Essentially, this feature is to document titles what predictive coding is to folder structures—a simpler way to store documents to ensure best digital practices.
3. Desktop Alerts for Document Storage Best Practices
A basic yet crucial speed facilitator, desktop alerts notify users of predefined document statuses or ECM workflow cycles—paving inroads to faster task completion and less lag time between individual group members’ completions of specific tasks.
2. Audit Trails
There are two kinds of audits simplified by a document management solution: internal audits and external audits (the only two kinds of audits, even outside the scope of this discussion). The internal audit trail feature of most document management technologies gives administrators and managers employed by the organization the ability to track the accountability, progress, and task completion of employees to ensure best practices in document storage.

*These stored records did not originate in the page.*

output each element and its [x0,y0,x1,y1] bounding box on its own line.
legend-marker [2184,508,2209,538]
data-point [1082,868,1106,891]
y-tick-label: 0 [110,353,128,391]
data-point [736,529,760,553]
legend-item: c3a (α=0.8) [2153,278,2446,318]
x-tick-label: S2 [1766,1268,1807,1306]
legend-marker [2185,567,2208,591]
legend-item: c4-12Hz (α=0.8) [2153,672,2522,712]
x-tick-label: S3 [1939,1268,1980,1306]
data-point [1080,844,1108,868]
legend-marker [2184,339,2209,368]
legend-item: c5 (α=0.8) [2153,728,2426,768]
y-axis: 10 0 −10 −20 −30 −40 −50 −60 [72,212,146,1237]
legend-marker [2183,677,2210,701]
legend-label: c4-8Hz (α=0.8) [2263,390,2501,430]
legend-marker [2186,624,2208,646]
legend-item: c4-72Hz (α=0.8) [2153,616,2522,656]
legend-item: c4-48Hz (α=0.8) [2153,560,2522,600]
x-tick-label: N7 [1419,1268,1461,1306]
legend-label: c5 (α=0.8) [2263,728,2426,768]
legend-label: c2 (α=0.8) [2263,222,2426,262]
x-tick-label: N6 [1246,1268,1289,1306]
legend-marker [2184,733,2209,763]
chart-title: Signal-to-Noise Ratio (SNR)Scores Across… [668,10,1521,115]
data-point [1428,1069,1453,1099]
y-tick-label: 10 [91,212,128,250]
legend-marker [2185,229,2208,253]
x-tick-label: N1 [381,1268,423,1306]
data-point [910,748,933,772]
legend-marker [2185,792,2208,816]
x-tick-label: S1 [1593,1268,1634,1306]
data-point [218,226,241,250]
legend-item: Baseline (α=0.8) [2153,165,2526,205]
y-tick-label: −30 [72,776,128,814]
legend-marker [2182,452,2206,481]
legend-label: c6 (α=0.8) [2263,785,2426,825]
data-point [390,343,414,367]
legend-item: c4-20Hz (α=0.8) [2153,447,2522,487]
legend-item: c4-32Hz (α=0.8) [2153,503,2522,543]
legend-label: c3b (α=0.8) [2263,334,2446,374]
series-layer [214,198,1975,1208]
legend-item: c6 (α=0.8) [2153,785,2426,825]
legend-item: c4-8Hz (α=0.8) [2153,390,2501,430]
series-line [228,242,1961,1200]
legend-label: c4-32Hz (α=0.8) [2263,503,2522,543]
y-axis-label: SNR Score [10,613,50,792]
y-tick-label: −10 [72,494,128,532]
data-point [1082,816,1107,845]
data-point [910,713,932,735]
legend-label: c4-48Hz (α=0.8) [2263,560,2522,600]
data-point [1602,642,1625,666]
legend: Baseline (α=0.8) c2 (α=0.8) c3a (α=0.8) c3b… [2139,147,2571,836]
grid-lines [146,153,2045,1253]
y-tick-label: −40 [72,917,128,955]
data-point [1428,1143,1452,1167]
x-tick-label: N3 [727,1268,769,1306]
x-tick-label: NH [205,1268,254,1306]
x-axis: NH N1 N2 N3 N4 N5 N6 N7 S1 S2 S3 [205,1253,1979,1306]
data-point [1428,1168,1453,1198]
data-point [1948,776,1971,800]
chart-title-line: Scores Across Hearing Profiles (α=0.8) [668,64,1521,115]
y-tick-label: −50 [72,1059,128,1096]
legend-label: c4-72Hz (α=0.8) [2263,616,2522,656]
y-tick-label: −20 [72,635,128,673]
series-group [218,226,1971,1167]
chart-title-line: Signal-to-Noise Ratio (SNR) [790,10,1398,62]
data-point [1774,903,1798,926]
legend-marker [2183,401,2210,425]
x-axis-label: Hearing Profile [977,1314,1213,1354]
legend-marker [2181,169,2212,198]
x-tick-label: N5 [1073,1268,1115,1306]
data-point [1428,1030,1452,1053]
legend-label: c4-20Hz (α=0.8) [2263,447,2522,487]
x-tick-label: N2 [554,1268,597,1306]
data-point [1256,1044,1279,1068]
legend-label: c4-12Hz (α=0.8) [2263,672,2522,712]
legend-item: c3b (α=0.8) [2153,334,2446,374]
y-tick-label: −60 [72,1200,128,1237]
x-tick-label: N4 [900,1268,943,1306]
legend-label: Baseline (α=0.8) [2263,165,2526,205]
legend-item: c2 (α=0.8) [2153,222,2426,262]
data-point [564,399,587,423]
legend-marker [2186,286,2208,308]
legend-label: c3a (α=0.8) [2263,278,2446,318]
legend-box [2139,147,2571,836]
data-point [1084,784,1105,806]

An external audit, which entails a third party neither employed nor paid by the business under investigation, makes information accessible, traceable, and compliant by industry within the ECM. Perhaps the most crucial benefit of the external audit trail function is the reduction of the time required to complete the auditing process.
This is especially true given the ever-increasing rate of organizations’ information retention and regulating bodies’ expectation of auditors to conduct more information audits—accommodating the rate of growth this information has seen.
1. The Right Paperless Office Scanner
The first step to ensuring document storage best practices, scanning is imperative to the imaging process in organizations of all sizes and in all industries.
In tandem with an 80-page throughput capacity, speed is also important for scanning integrations. A 60 page per minute or one page per second rate is a satisfactory standard for a small to mid-sized organization with a reasonable amount of paper content to upload to the document management solution.
The scanner selected should make throughput a simple process, turning scanning into an easy, one-button process through a compact technology, offering multi-sheet scanning to users. The better the scanner’s capacity to upload documents accordingly, the more efficient the scanning portion of going paperless becomes.